How to Build a document extraction Agent Using LangGraph in TypeScript for healthcare
A document extraction agent for healthcare takes unstructured files like referral letters, discharge summaries, lab reports, and prior authorization forms, then turns them into structured JSON your downstream systems can use. That matters because healthcare operations still run on documents, and the difference between a usable record and a missed field is often a delayed claim, a broken care workflow, or a compliance issue.
Architecture
A production-grade healthcare extraction agent needs these pieces:
- •
Ingestion layer
- •Accepts PDFs, scans, DOCX, and images from secure storage or an internal upload service.
- •Normalizes file metadata like patient ID, source system, facility, and retention policy.
- •
OCR / text extraction layer
- •Converts scanned documents into text.
- •Preserves page numbers and bounding boxes when possible for auditability.
- •
LangGraph orchestration
- •Routes the document through extraction, validation, and escalation steps.
- •Keeps the workflow deterministic enough for regulated environments.
- •
Structured extraction model
- •Produces strict JSON matching a healthcare schema.
- •Extracts entities such as patient name, DOB, MRN, diagnosis codes, medications, dates of service, and provider details.
- •
Validation and compliance layer
- •Checks required fields, date formats, ICD-10/CPT patterns, and PHI handling rules.
- •Flags low-confidence outputs for human review.
- •
Persistence and audit trail
- •Stores raw input references, extracted output, confidence scores, model version, and reviewer actions.
- •Supports data residency constraints by keeping records in-region.
Implementation
1) Define the extraction state and schema
Start with a strict state object. In healthcare you want typed outputs because downstream systems should not guess what dob means or whether mrn is missing.
import { z } from "zod";
export const ExtractionSchema = z.object({
patientName: z.string().optional(),
dateOfBirth: z.string().optional(),
mrn: z.string().optional(),
encounterDate: z.string().optional(),
diagnosisCodes: z.array(z.string()).default([]),
medications: z.array(z.string()).default([]),
providerName: z.string().optional(),
sourceDocumentType: z.string().optional(),
});
export type ExtractionResult = z.infer<typeof ExtractionSchema>;
export type AgentState = {
filePath: string;
rawText?: string;
result?: ExtractionResult;
confidence?: number;
needsReview?: boolean;
};
2) Build nodes for OCR/text loading, extraction, and validation
Use LangGraph’s StateGraph to wire the workflow. The pattern below uses actual LangGraph APIs: StateGraph, .addNode(), .addEdge(), .addConditionalEdges(), and .compile().
import { StateGraph, START, END } from "@langchain/langgraph";
import { ChatOpenAI } from "@langchain/openai";
import { HumanMessage } from "@langchain/core/messages";
import { zodToJsonSchema } from "zod-to-json-schema";
import { ExtractionSchema } from "./schema.js";
const llm = new ChatOpenAI({
model: "gpt-4o-mini",
temperature: 0,
});
async function loadDocument(state: AgentState): Promise<Partial<AgentState>> {
// Replace with OCR/PDF parsing in production.

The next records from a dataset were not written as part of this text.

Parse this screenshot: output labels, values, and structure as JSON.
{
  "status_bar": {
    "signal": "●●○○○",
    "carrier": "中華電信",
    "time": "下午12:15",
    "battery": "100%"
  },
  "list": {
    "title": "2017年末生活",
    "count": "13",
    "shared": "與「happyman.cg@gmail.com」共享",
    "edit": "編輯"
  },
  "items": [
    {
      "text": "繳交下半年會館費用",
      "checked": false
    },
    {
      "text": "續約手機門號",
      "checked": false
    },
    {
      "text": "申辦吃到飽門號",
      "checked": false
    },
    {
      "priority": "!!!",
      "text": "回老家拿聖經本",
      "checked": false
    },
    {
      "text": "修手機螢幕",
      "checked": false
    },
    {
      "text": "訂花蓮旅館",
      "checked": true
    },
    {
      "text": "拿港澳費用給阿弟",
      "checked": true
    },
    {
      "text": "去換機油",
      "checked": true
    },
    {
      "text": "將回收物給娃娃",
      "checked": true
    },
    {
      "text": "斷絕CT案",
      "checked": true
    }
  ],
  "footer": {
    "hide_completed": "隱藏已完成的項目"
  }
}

const rawText = await Bun.file(state.filePath).text();
return { rawText };
}
async function extractFields(state: AgentState): Promise<Partial<AgentState>> {
const prompt = `
Extract structured healthcare data from this document.

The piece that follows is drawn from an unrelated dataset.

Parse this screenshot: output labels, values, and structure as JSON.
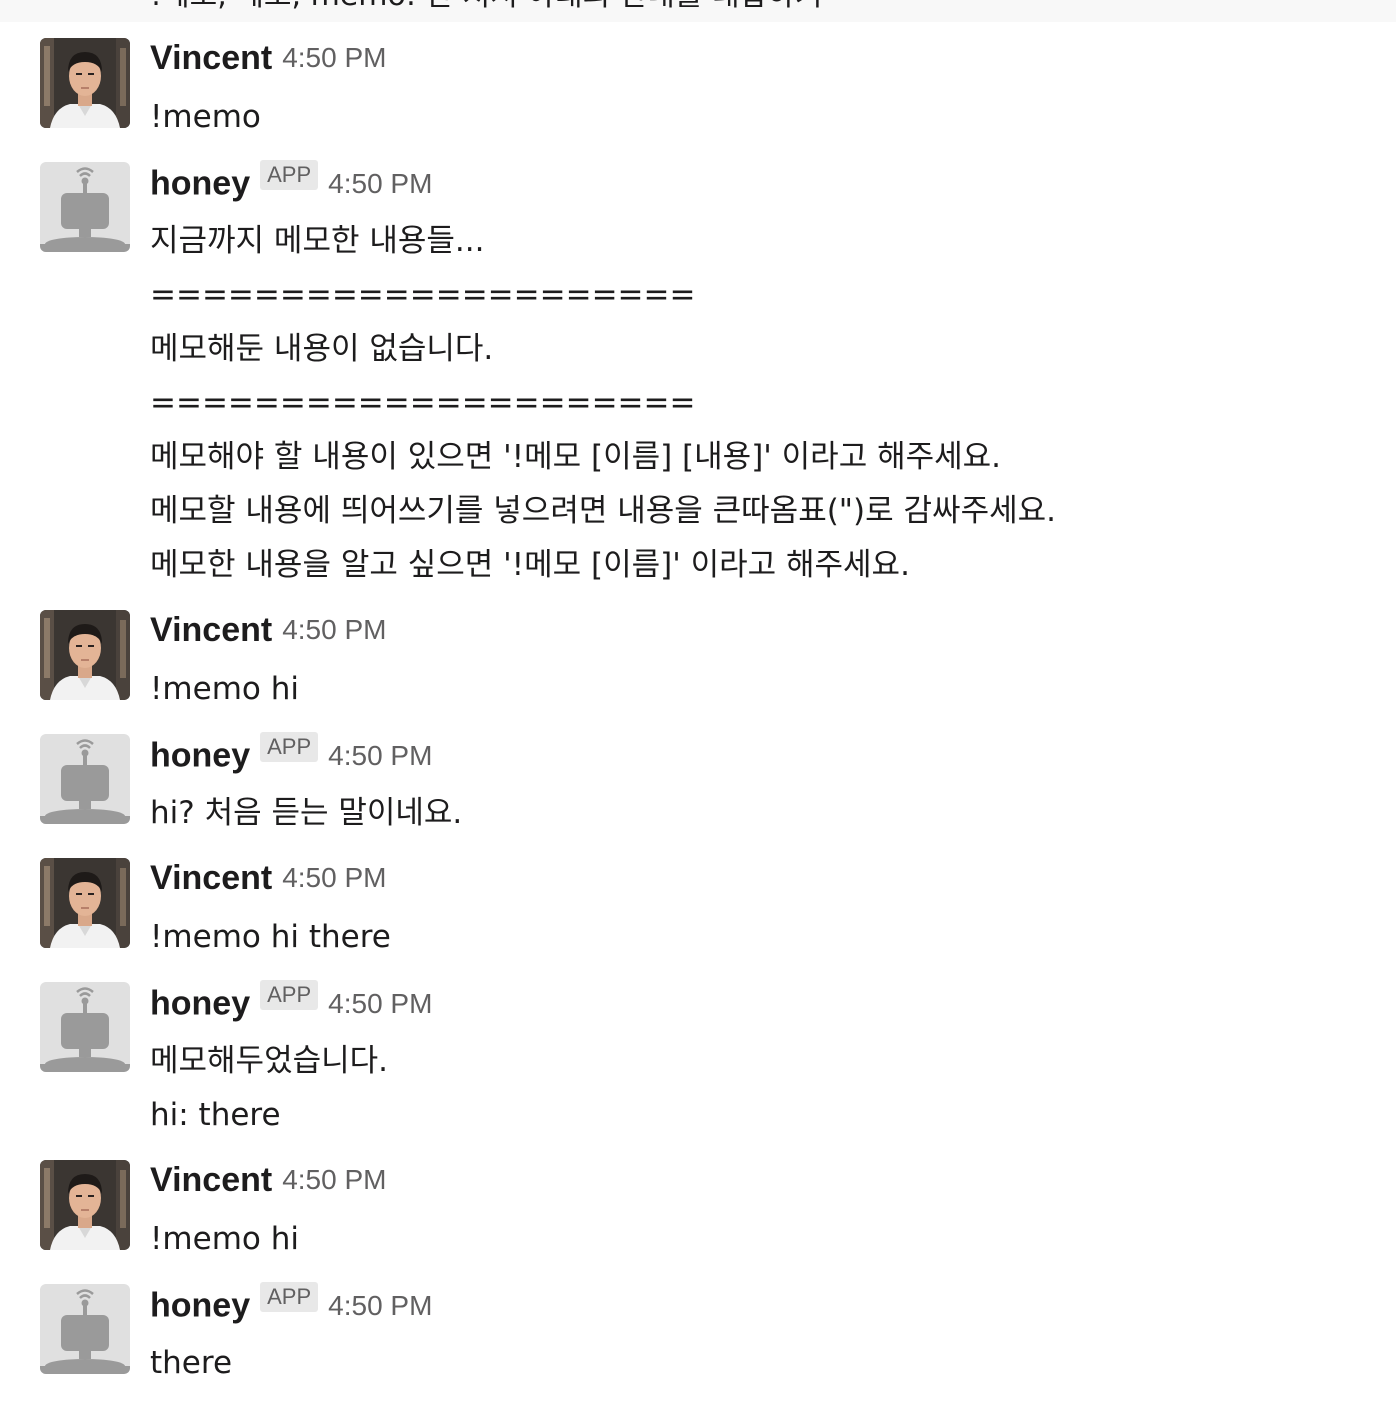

Return only valid JSON matching this schema:
${JSON.stringify(zodToJsonSchema(ExtractionSchema), null, 2)}
Document:
${state.rawText}
`;
const response = await llm.invoke([new HumanMessage(prompt)]);
const parsed = ExtractionSchema.parse(JSON.parse(response.content as string));
return {
result: parsed,
confidence: estimateConfidence(parsed),
needsReview: false,
};
}
async function validateExtraction(state: AgentState): Promise<Partial<AgentState>> {
const missingCritical =
!state.result?.patientName ||
!state.result?.dateOfBirth ||
!state.result?.mrn;
return {
needsReview: Boolean(missingCritical || (state.confidence ?? 0) < 0.85),
};
}
function estimateConfidence(result: ExtractionResult): number {
const fields = [
result.patientName,
result.dateOfBirth,
result.mrn,
result.encounterDate,
result.providerName,
];
Continue with the graph wiring:
function estimateConfidence(result: ExtractionResult): number {
const filled = fields.filter(Boolean).length;
return filled / fields.length;
}
const graph = new StateGraph<AgentState>()

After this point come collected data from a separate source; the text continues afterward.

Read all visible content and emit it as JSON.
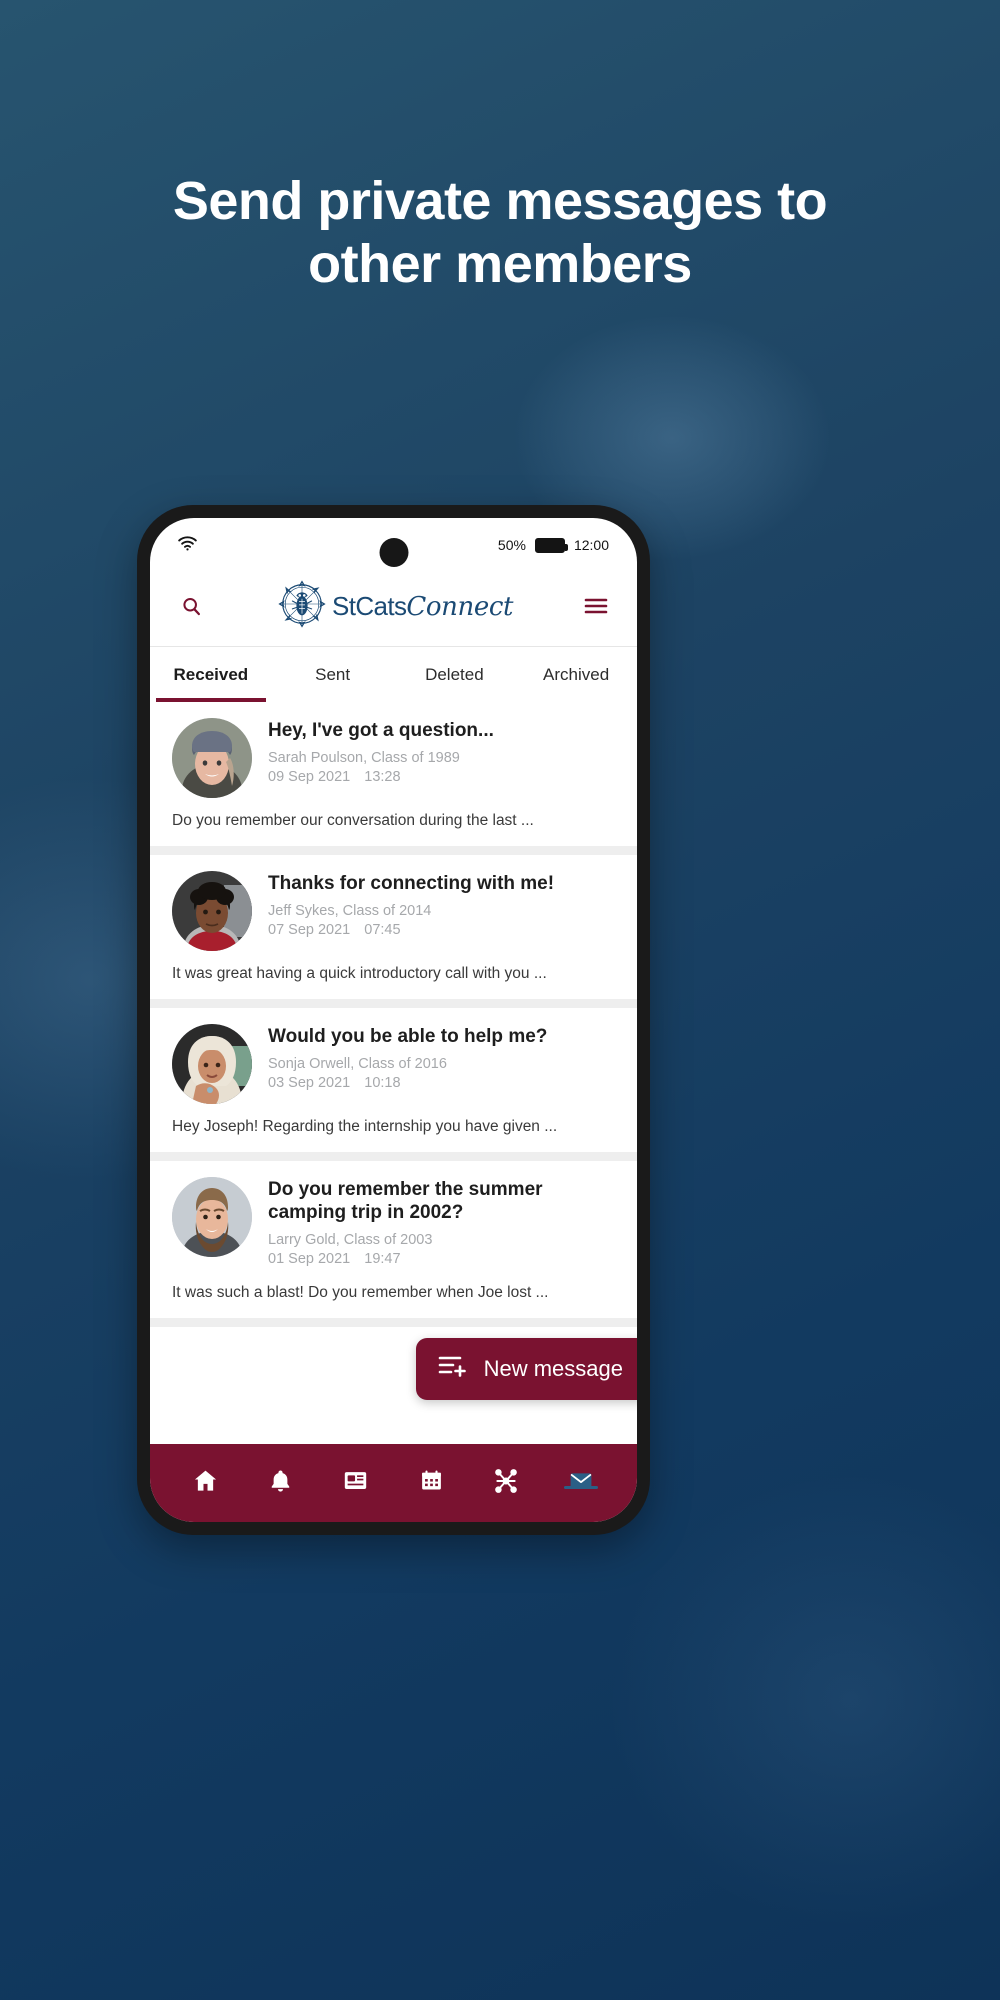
{
  "promo": {
    "headline": "Send private messages to other members",
    "background_color": "#1b4060"
  },
  "phone": {
    "status_bar": {
      "wifi_icon": "wifi-icon",
      "battery_percent": "50%",
      "battery_icon": "battery-icon",
      "time": "12:00"
    },
    "app_header": {
      "search_icon": "search-icon",
      "logo_crest_icon": "owl-crest-logo-icon",
      "logo_text_primary": "StCats",
      "logo_text_secondary": "Connect",
      "menu_icon": "hamburger-menu-icon",
      "brand_color": "#1b4a74",
      "accent_color": "#7a1230"
    },
    "tabs": [
      {
        "label": "Received",
        "active": true
      },
      {
        "label": "Sent",
        "active": false
      },
      {
        "label": "Deleted",
        "active": false
      },
      {
        "label": "Archived",
        "active": false
      }
    ],
    "messages": [
      {
        "subject": "Hey, I've got a question...",
        "sender": "Sarah Poulson, Class of 1989",
        "date": "09 Sep 2021",
        "time": "13:28",
        "preview": "Do you remember our conversation during the last ...",
        "avatar": "woman-in-grey-beanie-avatar"
      },
      {
        "subject": "Thanks for connecting with me!",
        "sender": "Jeff Sykes, Class of 2014",
        "date": "07 Sep 2021",
        "time": "07:45",
        "preview": "It was great having a quick introductory call with you ...",
        "avatar": "young-man-curly-hair-avatar"
      },
      {
        "subject": "Would you be able to help me?",
        "sender": "Sonja Orwell, Class of 2016",
        "date": "03 Sep 2021",
        "time": "10:18",
        "preview": "Hey Joseph! Regarding the internship you have given ...",
        "avatar": "woman-in-headscarf-avatar"
      },
      {
        "subject": "Do you remember the summer camping trip in 2002?",
        "sender": "Larry Gold, Class of 2003",
        "date": "01 Sep 2021",
        "time": "19:47",
        "preview": "It was such a blast! Do you remember when  Joe lost ...",
        "avatar": "bearded-man-avatar"
      }
    ],
    "new_message_button": {
      "label": "New message",
      "icon": "new-message-icon"
    },
    "bottom_nav": [
      {
        "icon": "home-icon",
        "active": false
      },
      {
        "icon": "bell-icon",
        "active": false
      },
      {
        "icon": "news-icon",
        "active": false
      },
      {
        "icon": "calendar-icon",
        "active": false
      },
      {
        "icon": "network-icon",
        "active": false
      },
      {
        "icon": "messages-icon",
        "active": true
      }
    ]
  }
}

.addNode("loadDocument", loadDocument)
const graph = new StateGraph<AgentState>()
.addNode("loadDocument", loadDocument)
.addNode("extractFields", extractFields)
.addNode("validateExtraction", validateExtraction)
.addEdge(START, "loadDocument")
.addEdge("loadDocument", "extractFields")
.addEdge("extractFields", "validateExtraction")
.addConditionalEdges("validateExtraction", (state) =>
state.needsReview ? "review" : "done",
{
review: END,
done: END,
}
);
const app = graph.compile();
Why this pattern works
The graph is small on purpose. In regulated workflows you want every step visible:
- •Load the document
- •Extract structured data
- •Validate against business rules
- •Escalate if confidence is low
That makes it easier to audit than a single opaque prompt that tries to do everything at once.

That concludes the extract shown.